Buskey’s lawyer, Assistant Public Defender Joseph Litz, said the case also reflected untreated addiction and mental health problems. He pointed to Buskey’s struggles after leaving mixed martial arts and suggested that people and institutions around the family failed to recognize what was happening inside the house. Sypniewski pushed back on any effort to turn the hearing into a wider trial of government systems, saying the case was about Buskey’s actions. Still, the defense comments echoed public unease about missed warning signs. By the time of the plea, Buskey had agreed to the maximum sentence allowed by law, 25 years to life for murder plus two additional years for the drug offense, and he waived his right to appeal.

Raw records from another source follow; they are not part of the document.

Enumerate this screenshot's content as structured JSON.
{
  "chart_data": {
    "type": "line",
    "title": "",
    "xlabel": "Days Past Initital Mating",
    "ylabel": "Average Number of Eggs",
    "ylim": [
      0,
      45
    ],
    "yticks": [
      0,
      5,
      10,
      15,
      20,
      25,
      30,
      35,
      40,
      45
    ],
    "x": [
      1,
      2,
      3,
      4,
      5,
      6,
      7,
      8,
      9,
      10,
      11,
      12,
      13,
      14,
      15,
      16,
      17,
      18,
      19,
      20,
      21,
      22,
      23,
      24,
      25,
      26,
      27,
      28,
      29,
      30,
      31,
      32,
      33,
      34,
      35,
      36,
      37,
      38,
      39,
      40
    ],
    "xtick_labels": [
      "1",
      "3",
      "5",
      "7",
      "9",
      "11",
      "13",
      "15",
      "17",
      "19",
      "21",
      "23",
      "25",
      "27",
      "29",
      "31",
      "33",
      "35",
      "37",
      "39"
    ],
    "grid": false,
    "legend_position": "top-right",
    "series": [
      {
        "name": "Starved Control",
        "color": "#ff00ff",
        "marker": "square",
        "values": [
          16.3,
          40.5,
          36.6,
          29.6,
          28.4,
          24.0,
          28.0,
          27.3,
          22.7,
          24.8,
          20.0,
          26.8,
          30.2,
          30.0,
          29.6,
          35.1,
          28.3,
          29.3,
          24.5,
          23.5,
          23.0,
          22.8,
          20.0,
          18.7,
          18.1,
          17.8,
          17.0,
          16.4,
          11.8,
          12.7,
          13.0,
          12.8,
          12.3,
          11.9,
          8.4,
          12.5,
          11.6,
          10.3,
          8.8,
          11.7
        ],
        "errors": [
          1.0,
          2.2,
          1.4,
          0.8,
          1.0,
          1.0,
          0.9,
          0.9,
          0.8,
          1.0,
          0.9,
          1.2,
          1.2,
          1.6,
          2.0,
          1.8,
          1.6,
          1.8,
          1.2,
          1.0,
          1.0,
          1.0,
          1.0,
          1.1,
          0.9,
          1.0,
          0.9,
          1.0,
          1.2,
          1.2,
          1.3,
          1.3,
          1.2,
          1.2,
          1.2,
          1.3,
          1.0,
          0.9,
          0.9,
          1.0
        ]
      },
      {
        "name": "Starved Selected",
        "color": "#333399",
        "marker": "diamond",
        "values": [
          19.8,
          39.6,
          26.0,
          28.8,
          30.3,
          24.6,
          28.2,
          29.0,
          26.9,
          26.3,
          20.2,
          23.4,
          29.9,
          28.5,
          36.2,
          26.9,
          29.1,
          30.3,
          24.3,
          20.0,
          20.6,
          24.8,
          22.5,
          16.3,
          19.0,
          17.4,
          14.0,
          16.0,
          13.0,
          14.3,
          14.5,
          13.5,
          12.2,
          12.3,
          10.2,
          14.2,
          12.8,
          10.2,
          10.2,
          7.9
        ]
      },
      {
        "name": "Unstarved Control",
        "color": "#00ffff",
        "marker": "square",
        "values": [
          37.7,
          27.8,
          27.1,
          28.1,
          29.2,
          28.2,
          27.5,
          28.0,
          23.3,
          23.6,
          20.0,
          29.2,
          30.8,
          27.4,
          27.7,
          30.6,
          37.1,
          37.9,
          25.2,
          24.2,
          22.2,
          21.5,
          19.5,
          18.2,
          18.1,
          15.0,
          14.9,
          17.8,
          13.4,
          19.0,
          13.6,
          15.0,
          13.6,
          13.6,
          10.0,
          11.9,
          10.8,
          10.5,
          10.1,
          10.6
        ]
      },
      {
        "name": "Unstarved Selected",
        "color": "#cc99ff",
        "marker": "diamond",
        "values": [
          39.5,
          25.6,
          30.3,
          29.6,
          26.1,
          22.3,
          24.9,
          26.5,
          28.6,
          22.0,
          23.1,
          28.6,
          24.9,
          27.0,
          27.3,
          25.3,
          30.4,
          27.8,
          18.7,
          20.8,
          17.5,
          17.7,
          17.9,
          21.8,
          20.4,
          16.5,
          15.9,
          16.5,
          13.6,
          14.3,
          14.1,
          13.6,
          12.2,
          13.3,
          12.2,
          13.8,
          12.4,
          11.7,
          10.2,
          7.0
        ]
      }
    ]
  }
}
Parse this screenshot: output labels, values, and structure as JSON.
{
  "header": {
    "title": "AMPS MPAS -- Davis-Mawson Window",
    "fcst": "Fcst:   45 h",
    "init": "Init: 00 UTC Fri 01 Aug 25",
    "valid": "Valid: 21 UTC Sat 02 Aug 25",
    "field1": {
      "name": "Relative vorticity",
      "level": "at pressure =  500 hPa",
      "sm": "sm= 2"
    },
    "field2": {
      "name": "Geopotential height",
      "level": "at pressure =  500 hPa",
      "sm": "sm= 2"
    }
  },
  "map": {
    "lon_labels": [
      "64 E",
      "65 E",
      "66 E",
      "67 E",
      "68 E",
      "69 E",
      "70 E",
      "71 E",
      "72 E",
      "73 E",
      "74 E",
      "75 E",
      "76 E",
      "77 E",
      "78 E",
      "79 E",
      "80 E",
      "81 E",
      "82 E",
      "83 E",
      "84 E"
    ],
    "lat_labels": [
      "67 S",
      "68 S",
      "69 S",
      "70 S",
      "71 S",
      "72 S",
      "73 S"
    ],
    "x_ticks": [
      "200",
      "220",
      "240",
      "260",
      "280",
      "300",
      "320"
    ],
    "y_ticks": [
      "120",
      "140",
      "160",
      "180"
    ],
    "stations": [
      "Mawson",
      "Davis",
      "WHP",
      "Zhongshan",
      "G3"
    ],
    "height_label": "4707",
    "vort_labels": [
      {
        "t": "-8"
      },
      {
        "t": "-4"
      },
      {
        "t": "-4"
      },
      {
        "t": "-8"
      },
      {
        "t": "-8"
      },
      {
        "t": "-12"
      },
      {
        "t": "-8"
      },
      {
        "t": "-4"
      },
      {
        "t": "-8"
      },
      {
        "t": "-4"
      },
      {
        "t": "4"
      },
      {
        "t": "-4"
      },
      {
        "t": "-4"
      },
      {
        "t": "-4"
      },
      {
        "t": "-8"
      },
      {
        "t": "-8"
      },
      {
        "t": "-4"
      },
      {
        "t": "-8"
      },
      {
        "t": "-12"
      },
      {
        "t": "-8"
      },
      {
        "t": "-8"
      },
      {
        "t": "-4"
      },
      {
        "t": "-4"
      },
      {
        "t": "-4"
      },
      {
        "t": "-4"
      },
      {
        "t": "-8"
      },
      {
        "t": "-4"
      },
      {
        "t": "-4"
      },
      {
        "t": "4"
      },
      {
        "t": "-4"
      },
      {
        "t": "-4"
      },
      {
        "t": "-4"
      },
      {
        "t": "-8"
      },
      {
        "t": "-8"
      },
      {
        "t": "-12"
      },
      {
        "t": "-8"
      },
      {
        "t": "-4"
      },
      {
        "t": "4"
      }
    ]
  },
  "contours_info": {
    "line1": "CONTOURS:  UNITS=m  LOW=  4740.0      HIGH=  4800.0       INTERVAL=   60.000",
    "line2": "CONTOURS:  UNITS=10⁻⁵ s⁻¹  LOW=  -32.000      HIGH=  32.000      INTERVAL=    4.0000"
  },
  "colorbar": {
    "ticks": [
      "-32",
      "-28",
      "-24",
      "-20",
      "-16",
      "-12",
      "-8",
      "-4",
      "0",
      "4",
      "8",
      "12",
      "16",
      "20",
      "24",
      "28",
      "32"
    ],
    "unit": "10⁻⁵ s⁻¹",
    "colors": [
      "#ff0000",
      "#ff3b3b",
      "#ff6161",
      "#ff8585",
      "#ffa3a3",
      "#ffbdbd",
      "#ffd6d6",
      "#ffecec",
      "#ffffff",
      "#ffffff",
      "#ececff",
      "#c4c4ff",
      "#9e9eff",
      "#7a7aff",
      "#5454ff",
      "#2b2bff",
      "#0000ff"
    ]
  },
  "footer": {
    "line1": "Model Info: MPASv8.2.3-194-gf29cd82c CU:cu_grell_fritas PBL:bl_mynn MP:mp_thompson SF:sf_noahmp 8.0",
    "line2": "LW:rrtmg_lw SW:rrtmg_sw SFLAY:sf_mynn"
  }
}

The hearing also touched on the surviving child and the other criminal case tied to the home. Buskey’s son, now 5, has been placed with an uncle, and prosecutors said he is doing better in a safe environment. The sentence included an order of protection barring Buskey from contacting the boy for 35 years. Separately, Buskey’s former girlfriend, Brandi Terhune, pleaded guilty in 2025 to tampering with physical evidence and two misdemeanor counts of endangering the welfare of a child. She is expected to serve probation, not prison. Her attorney said she had been abused by Buskey and began cooperating with investigators early in the case.

Friday’s sentencing closed the main prosecution, but the details laid out in court ensured the case will remain a reference point in Schenectady for years. The hearing ended with Buskey led from the courtroom to begin serving a sentence measured in decades, while Charlotte’s death remained the central fact the court returned to again and again: a child left alone, locked away and dying inside her own home.

Author note: Last updated April 6, 2026.